Round two of Chicago’s grand experiment with electric scooters will include fewer than 10 companies and is almost certain to reduce sidewalk clutter by requiring scooters to be parked in docks, corrals or locked public racks, a top mayoral aide said Wednesday.
Transportation Commissioner Gia Biagi lifted the veil on the changes City Hall is seeking during a joint committee hearing on the city’s first electric scooter pilot.
The combined meeting of the City Council’s License and Traffic Committees was the first in a series of outreach efforts to make certain the second round “reflects lessons learned from and the lived experiences of people who were affected by” the first pilot.
Transportation Commissioner Gia Biagi said the second pilot is likely to begin this summer, but it hasn’t been designed yet, nor has the test area been chosen.

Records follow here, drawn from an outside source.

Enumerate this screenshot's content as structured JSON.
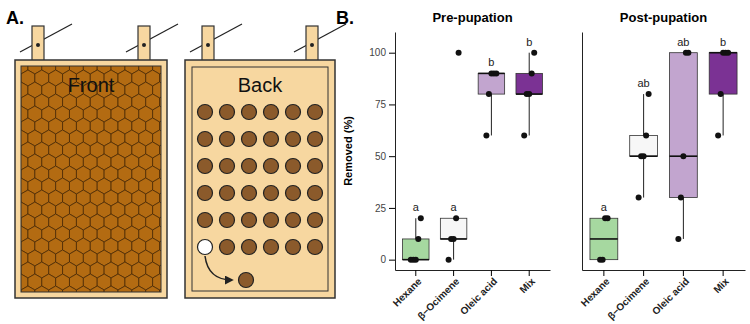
{
  "panel_a": {
    "label": "A.",
    "front": "Front",
    "back": "Back"
  },
  "panel_b": {
    "label": "B."
  },
  "chart_data": [
    {
      "type": "box",
      "title": "Pre-pupation",
      "y_label": "Removed (%)",
      "categories": [
        "Hexane",
        "β−Ocimene",
        "Oleic acid",
        "Mix"
      ],
      "colors": [
        "#a6d8a0",
        "#f7f7f7",
        "#c2a5cf",
        "#7b3294"
      ],
      "points": [
        [
          0,
          0,
          0,
          10,
          20
        ],
        [
          0,
          10,
          10,
          20,
          100
        ],
        [
          60,
          80,
          90,
          90,
          90
        ],
        [
          60,
          80,
          80,
          90,
          100
        ]
      ],
      "box": [
        {
          "q1": 0,
          "median": 0,
          "q3": 10,
          "whisker_low": 0,
          "whisker_high": 20
        },
        {
          "q1": 10,
          "median": 10,
          "q3": 20,
          "whisker_low": 0,
          "whisker_high": 20
        },
        {
          "q1": 80,
          "median": 90,
          "q3": 90,
          "whisker_low": 60,
          "whisker_high": 90
        },
        {
          "q1": 80,
          "median": 80,
          "q3": 90,
          "whisker_low": 60,
          "whisker_high": 100
        }
      ],
      "letters": [
        "a",
        "a",
        "b",
        "b"
      ],
      "ylim": [
        -5,
        110
      ],
      "yticks": [
        0,
        25,
        50,
        75,
        100
      ]
    },
    {
      "type": "box",
      "title": "Post-pupation",
      "categories": [
        "Hexane",
        "β−Ocimene",
        "Oleic acid",
        "Mix"
      ],
      "colors": [
        "#a6d8a0",
        "#f7f7f7",
        "#c2a5cf",
        "#7b3294"
      ],
      "points": [
        [
          0,
          0,
          20,
          20
        ],
        [
          30,
          50,
          50,
          60,
          80
        ],
        [
          10,
          30,
          50,
          100,
          100
        ],
        [
          60,
          80,
          100,
          100,
          100
        ]
      ],
      "box": [
        {
          "q1": 0,
          "median": 10,
          "q3": 20,
          "whisker_low": 0,
          "whisker_high": 20
        },
        {
          "q1": 50,
          "median": 50,
          "q3": 60,
          "whisker_low": 30,
          "whisker_high": 80
        },
        {
          "q1": 30,
          "median": 50,
          "q3": 100,
          "whisker_low": 10,
          "whisker_high": 100
        },
        {
          "q1": 80,
          "median": 100,
          "q3": 100,
          "whisker_low": 60,
          "whisker_high": 100
        }
      ],
      "letters": [
        "a",
        "ab",
        "ab",
        "b"
      ],
      "ylim": [
        -5,
        110
      ],
      "tick_labels": "x"
    }
  ]
}
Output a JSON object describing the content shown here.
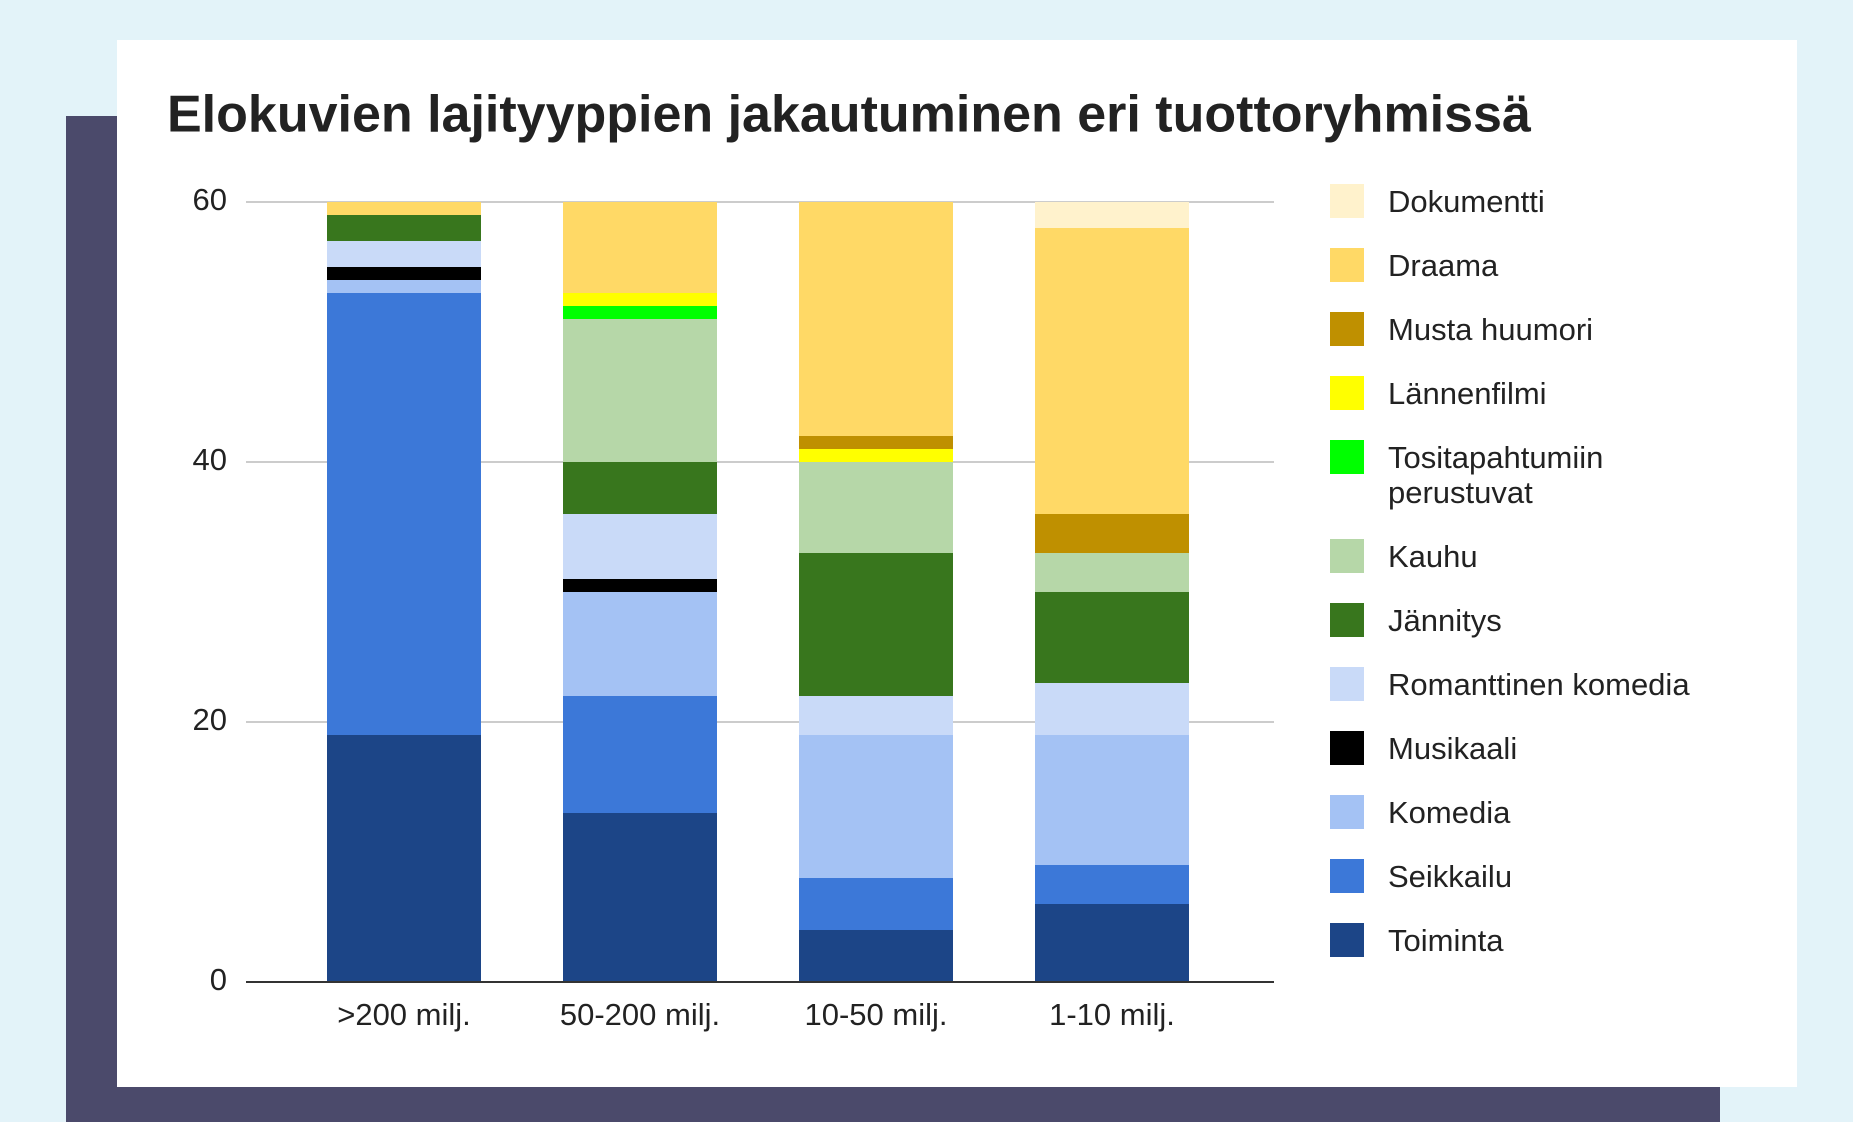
{
  "chart_data": {
    "type": "stacked-bar",
    "title": "Elokuvien lajityyppien jakautuminen eri tuottoryhmissä",
    "categories": [
      ">200 milj.",
      "50-200 milj.",
      "10-50 milj.",
      "1-10 milj."
    ],
    "series": [
      {
        "name": "Toiminta",
        "color": "#1c4587",
        "values": [
          19,
          13,
          4,
          6
        ]
      },
      {
        "name": "Seikkailu",
        "color": "#3c78d8",
        "values": [
          34,
          9,
          4,
          3
        ]
      },
      {
        "name": "Komedia",
        "color": "#a4c2f4",
        "values": [
          1,
          8,
          11,
          10
        ]
      },
      {
        "name": "Musikaali",
        "color": "#000000",
        "values": [
          1,
          1,
          0,
          0
        ]
      },
      {
        "name": "Romanttinen komedia",
        "color": "#c9daf8",
        "values": [
          2,
          5,
          3,
          4
        ]
      },
      {
        "name": "Jännitys",
        "color": "#38761d",
        "values": [
          2,
          4,
          11,
          7
        ]
      },
      {
        "name": "Kauhu",
        "color": "#b6d7a8",
        "values": [
          0,
          11,
          7,
          3
        ]
      },
      {
        "name": "Tositapahtumiin perustuvat",
        "color": "#00ff00",
        "values": [
          0,
          1,
          0,
          0
        ]
      },
      {
        "name": "Lännenfilmi",
        "color": "#ffff00",
        "values": [
          0,
          1,
          1,
          0
        ]
      },
      {
        "name": "Musta huumori",
        "color": "#bf9000",
        "values": [
          0,
          0,
          1,
          3
        ]
      },
      {
        "name": "Draama",
        "color": "#ffd966",
        "values": [
          1,
          7,
          18,
          22
        ]
      },
      {
        "name": "Dokumentti",
        "color": "#fff2cc",
        "values": [
          0,
          0,
          0,
          2
        ]
      }
    ],
    "ylim": [
      0,
      60
    ],
    "yticks": [
      0,
      20,
      40,
      60
    ],
    "grid": true,
    "legend": "right"
  }
}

Only those 10 companies from the first pilot will be eligible for the second test, but the field will be narrowed, she said.
“We do think fewer companies makes sense. We’ll need to develop objective criteria to determine how many and which ones. We think this will make our management easier and the vendors more responsive,” Biagi said.
“We want to test new strategies, technologies and equipment to improve safety and comfort of both riders and non-riders, including those with disabilities. We like the idea of a lock-to requirement. These are the kinds of things where you can lock the scooter to something just like you normally would with a bike. That gets it off the sidewalk. That gets it out of the public way. Those technologies are out there.”
Biagi said the city also wants to “increase availability of scooters in priority areas” and “broaden access” for people who are “unbanked or don’t use smart phones.”
“We did make inroads in that. But we think we can do better. It was hard for some folks to sign up,” she said.
Downtown Ald. Brendan Reilly (42nd) said he sees no reason why scooter companies “full of smart people” can’t find a way to disable scooters ridden illegally on Chicago sidewalks.
“Scooters do not belong on sidewalks for exactly the same reason bicycles do not belong on sidewalks,” Reilly said.
“During the pilot — at least my experience in the western end of my ward where the eastern-most boundary [of the pilot area] exists — I hardly ever saw a scooter being used off of a sidewalk. If we’re gonna have a city policy saying you can’t do this on sidewalks, we should make it physically impossible for that to happen.”
Biagi said the city “hasn’t discussed anything” with the scooter companies yet. But, she added: “We are very interested in these kinds of things.”